The Java SmartDashboard has some of this, but doesn’t seem to have GUi elements; I can’t tie a slider to a number in the NetworkTable, for instance; my only display option is a text box.

We can work around it; Test mode gets us part of the way there, using the “fake” analog and digital inputs on the DS helps more (or building a real console with the Cypress), but I wanted to be sure that I wasn’t missing a capability that was already there.

Writing a Swing application to present a UI and poke/read the network tables is straightforward, but doing and persisting the GUI layout would be a challenge for where I am right now, Swing-wise (I’m a J2EE guy)…

If you call SmartDashboard.putX() on the robot, where X is any of the supported data types, there actually isn’t any magic happening here; it just puts it into a NetworkTable named “SmartDashboard”. On the dashboard, it listens for changes to this table and adds widgets accordingly. The default widgets for basic data types allow you to modify these values; just click in the text box and type a new value. These will be placed back into the NetworkTable, and can be retrieved with SmartDashboard.getX() (you can also use a ITableListener to detect updates). I don’t believe there is a slider option for normal SmartDashboard use, but if you grab the source code it should be possible to take the LiveWindow slider, convert it to a normal widget, and compile it as an extension.

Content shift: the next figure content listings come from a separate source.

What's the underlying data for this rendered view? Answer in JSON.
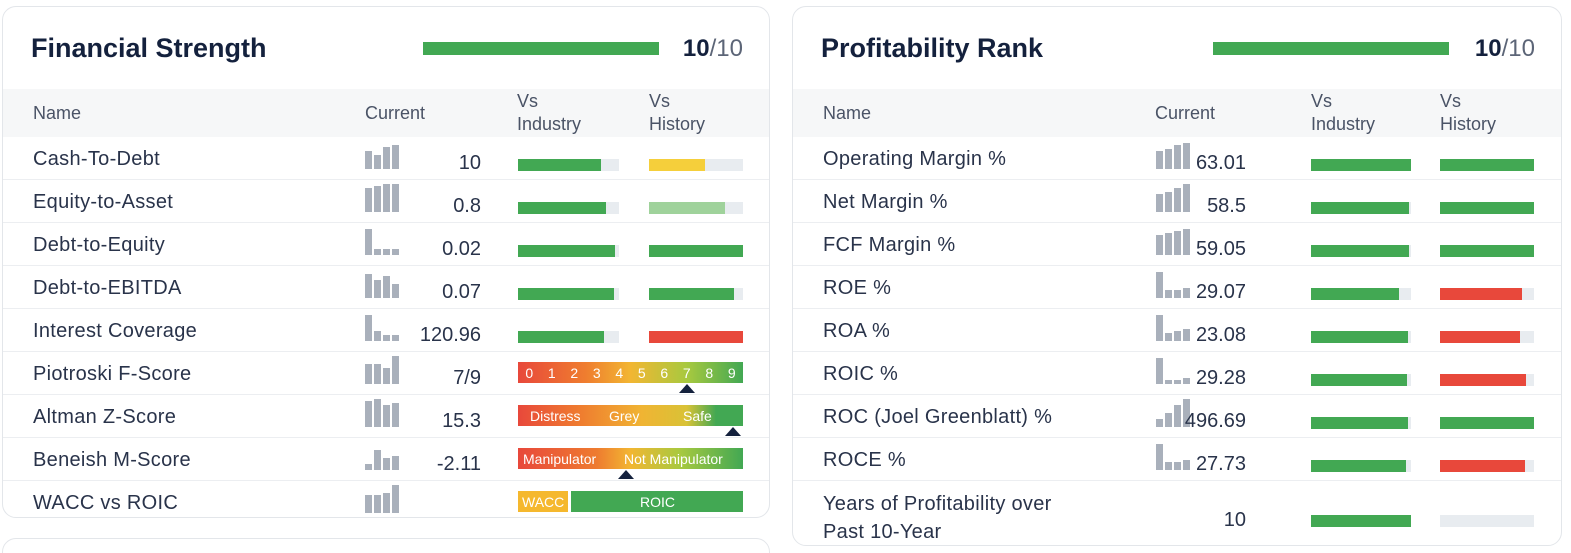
{
  "financial_strength": {
    "title": "Financial Strength",
    "score": "10",
    "score_max": "/10",
    "score_fraction": 1.0,
    "headers": {
      "name": "Name",
      "current": "Current",
      "vs_industry": "Vs\nIndustry",
      "vs_history": "Vs\nHistory"
    },
    "rows": [
      {
        "name": "Cash-To-Debt",
        "value": "10",
        "industry": 0.82,
        "history": 0.6,
        "history_color": "#f5cf3b"
      },
      {
        "name": "Equity-to-Asset",
        "value": "0.8",
        "industry": 0.87,
        "history": 0.81,
        "history_color": "#9fd29b"
      },
      {
        "name": "Debt-to-Equity",
        "value": "0.02",
        "industry": 0.96,
        "history": 1.0,
        "history_color": "#42a853"
      },
      {
        "name": "Debt-to-EBITDA",
        "value": "0.07",
        "industry": 0.95,
        "history": 0.9,
        "history_color": "#42a853"
      },
      {
        "name": "Interest Coverage",
        "value": "120.96",
        "industry": 0.85,
        "history": 1.0,
        "history_color": "#e8483b"
      },
      {
        "name": "Piotroski F-Score",
        "value": "7/9"
      },
      {
        "name": "Altman Z-Score",
        "value": "15.3"
      },
      {
        "name": "Beneish M-Score",
        "value": "-2.11"
      },
      {
        "name": "WACC vs ROIC",
        "value": ""
      }
    ],
    "piotroski_digits": [
      "0",
      "1",
      "2",
      "3",
      "4",
      "5",
      "6",
      "7",
      "8",
      "9"
    ],
    "piotroski_score": 7,
    "altman_labels": {
      "distress": "Distress",
      "grey": "Grey",
      "safe": "Safe"
    },
    "beneish_labels": {
      "manipulator": "Manipulator",
      "not_manipulator": "Not Manipulator"
    },
    "wacc_labels": {
      "wacc": "WACC",
      "roic": "ROIC"
    }
  },
  "profitability_rank": {
    "title": "Profitability Rank",
    "score": "10",
    "score_max": "/10",
    "score_fraction": 1.0,
    "headers": {
      "name": "Name",
      "current": "Current",
      "vs_industry": "Vs\nIndustry",
      "vs_history": "Vs\nHistory"
    },
    "rows": [
      {
        "name": "Operating Margin %",
        "value": "63.01",
        "industry": 1.0,
        "history": 1.0,
        "history_color": "#42a853"
      },
      {
        "name": "Net Margin %",
        "value": "58.5",
        "industry": 0.98,
        "history": 1.0,
        "history_color": "#42a853"
      },
      {
        "name": "FCF Margin %",
        "value": "59.05",
        "industry": 0.98,
        "history": 1.0,
        "history_color": "#42a853"
      },
      {
        "name": "ROE %",
        "value": "29.07",
        "industry": 0.88,
        "history": 0.87,
        "history_color": "#e8483b"
      },
      {
        "name": "ROA %",
        "value": "23.08",
        "industry": 0.97,
        "history": 0.85,
        "history_color": "#e8483b"
      },
      {
        "name": "ROIC %",
        "value": "29.28",
        "industry": 0.96,
        "history": 0.91,
        "history_color": "#e8483b"
      },
      {
        "name": "ROC (Joel Greenblatt) %",
        "value": "496.69",
        "industry": 0.97,
        "history": 1.0,
        "history_color": "#42a853"
      },
      {
        "name": "ROCE %",
        "value": "27.73",
        "industry": 0.95,
        "history": 0.9,
        "history_color": "#e8483b"
      },
      {
        "name": "Years of Profitability over Past 10-Year",
        "value": "10",
        "industry": 1.0,
        "history": 0.0,
        "history_color": "#42a853"
      }
    ]
  }
}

yeah. I finally stumbled on the “writing extensions” part of the wiki, and the scales were lifted from my eyes. A mention of that tutorial in the SmartDashboard ScreenSteps or the video tutorials would be appropriate, hopefully one of the really clever WPI people will see this :slight_smile:

Need to look at the code for the Textbox widget to see how changes get reflected back (looks like they rely on the Swing ChangeEvent). If I can adapt a JSlider or JSpinner as a POC (making the editable property work, which looks straightforward), then we’re home free; once you’ve done it once, the variations are relatively easy. It just looks like a few hours work, need to find the hours.

As a professional Java developer, I gotta say the SmartDashboard is a slick piece of work. I tore into Team 341’s 2012 DaisyCV, and a lot of things are getting very clear.